One of the most important steps in starting a business is creating a business plan. A business plan provides a clear overview of what a business is, where it is heading, and how the business owner plans to get it there. Do not overlook the importance of a business plan. Not only will it help you guide your company and promote growth, but also most banks require it to get a loan. When you put together your business plan, you will need to decide on (1) the legal structure of your business and (2) its name.
You have several different options for your legal structure. The structure you choose will influence your business' tax status, your tax filings, the liability you are individually exposed to, and the way you divide up your earnings. Thus, based on the goals and vision of you and your business, you should weigh the pros and cons of the most common business structures available to you:
Sole Proprietorship is set up to allow an individual to own and operate a business by him/herself.
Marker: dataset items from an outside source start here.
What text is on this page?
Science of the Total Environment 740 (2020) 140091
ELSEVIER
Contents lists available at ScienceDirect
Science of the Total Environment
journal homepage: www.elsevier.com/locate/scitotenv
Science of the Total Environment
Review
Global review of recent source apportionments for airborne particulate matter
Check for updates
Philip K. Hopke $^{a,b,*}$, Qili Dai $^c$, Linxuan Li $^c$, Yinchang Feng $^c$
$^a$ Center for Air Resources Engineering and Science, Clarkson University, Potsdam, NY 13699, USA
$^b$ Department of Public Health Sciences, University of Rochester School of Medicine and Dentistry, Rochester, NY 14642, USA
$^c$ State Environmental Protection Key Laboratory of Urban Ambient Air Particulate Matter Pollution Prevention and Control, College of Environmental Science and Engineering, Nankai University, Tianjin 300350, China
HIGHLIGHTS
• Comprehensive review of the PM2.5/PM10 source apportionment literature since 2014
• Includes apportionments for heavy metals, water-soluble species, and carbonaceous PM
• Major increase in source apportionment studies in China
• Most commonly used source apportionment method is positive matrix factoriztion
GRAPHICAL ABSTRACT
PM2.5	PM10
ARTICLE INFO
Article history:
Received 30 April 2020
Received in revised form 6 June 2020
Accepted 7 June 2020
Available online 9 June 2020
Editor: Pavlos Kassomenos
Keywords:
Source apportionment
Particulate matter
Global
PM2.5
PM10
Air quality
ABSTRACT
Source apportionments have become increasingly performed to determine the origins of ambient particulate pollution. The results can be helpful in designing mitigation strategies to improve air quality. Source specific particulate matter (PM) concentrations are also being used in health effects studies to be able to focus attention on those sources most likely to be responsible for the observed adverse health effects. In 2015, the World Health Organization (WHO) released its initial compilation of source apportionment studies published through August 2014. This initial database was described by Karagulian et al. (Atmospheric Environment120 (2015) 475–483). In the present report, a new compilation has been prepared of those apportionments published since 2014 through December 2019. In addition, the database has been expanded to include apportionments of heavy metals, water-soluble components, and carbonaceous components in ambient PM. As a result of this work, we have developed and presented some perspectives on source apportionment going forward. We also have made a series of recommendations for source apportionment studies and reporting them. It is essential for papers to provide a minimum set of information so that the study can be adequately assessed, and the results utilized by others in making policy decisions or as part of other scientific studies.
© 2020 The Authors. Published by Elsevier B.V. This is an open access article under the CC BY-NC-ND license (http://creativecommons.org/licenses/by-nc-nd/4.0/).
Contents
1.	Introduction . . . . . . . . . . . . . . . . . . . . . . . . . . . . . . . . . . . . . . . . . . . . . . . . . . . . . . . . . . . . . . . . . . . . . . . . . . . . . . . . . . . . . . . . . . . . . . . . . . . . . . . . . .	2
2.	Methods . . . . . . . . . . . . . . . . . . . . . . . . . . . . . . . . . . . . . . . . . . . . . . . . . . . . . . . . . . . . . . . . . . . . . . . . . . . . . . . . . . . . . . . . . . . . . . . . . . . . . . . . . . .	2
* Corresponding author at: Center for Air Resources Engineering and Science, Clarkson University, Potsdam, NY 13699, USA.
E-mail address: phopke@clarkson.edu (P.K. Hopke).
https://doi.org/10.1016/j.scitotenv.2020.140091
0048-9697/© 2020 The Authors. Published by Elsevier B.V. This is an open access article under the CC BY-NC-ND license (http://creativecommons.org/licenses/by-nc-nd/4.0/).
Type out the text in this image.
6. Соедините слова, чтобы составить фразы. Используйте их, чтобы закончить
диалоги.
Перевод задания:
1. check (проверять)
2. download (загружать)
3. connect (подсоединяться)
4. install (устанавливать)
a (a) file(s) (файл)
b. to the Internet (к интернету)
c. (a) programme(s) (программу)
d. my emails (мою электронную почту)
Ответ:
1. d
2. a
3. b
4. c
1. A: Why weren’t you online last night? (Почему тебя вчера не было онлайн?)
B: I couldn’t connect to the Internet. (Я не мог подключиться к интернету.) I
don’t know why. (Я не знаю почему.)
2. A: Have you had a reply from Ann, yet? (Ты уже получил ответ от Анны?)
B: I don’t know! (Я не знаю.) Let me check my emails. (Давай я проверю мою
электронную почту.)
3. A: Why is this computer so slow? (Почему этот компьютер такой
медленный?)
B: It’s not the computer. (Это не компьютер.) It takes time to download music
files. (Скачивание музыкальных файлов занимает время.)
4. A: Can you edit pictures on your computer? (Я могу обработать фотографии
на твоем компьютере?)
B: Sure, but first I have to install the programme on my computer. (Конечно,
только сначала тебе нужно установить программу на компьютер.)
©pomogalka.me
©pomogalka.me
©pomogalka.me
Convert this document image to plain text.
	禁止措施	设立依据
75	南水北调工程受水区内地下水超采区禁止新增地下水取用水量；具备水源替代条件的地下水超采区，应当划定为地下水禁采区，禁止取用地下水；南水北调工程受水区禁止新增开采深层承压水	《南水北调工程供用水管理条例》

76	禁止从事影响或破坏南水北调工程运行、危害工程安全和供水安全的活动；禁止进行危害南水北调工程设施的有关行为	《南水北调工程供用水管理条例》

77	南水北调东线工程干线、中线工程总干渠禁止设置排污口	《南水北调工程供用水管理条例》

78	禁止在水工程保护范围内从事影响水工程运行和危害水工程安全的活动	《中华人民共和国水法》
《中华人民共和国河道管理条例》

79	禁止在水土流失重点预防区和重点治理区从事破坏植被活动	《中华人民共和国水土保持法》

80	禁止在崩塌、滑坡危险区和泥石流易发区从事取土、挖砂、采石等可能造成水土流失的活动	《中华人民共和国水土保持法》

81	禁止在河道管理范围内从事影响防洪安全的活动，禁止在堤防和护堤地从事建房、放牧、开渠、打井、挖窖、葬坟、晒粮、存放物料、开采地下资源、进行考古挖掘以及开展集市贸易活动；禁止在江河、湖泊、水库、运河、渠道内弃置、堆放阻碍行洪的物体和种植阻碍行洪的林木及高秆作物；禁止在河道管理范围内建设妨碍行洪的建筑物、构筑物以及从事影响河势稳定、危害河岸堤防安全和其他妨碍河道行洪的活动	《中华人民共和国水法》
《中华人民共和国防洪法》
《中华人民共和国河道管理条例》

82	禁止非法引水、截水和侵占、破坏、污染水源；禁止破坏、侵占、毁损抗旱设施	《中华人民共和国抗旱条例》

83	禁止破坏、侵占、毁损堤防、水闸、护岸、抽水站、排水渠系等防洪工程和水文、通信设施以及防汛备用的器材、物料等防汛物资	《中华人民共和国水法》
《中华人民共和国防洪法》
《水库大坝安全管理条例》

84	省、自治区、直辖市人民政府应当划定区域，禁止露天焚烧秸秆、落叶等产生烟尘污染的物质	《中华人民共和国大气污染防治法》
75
General Partnership must have two or more persons engaged in a business for profit.
Limited Partnership is formed by two or more people, with at least one person acting as the general partner who has management authority and personal liability, and at least one person in the role of limited partner who is a passive investor with no management authority.
Limited Liability Company is a hybrid business entity. It has a separate legal existence and generally offers liability protection to its owners.
Limited Liability Partnership is an arrangement where the partners enjoy some protection against personal liability. Each partner must be a person licensed under California laws to engage in the practice of public accountancy, law or architecture.
Corporation is a separate legal entity owned by shareholders who enjoy protection from personal liability.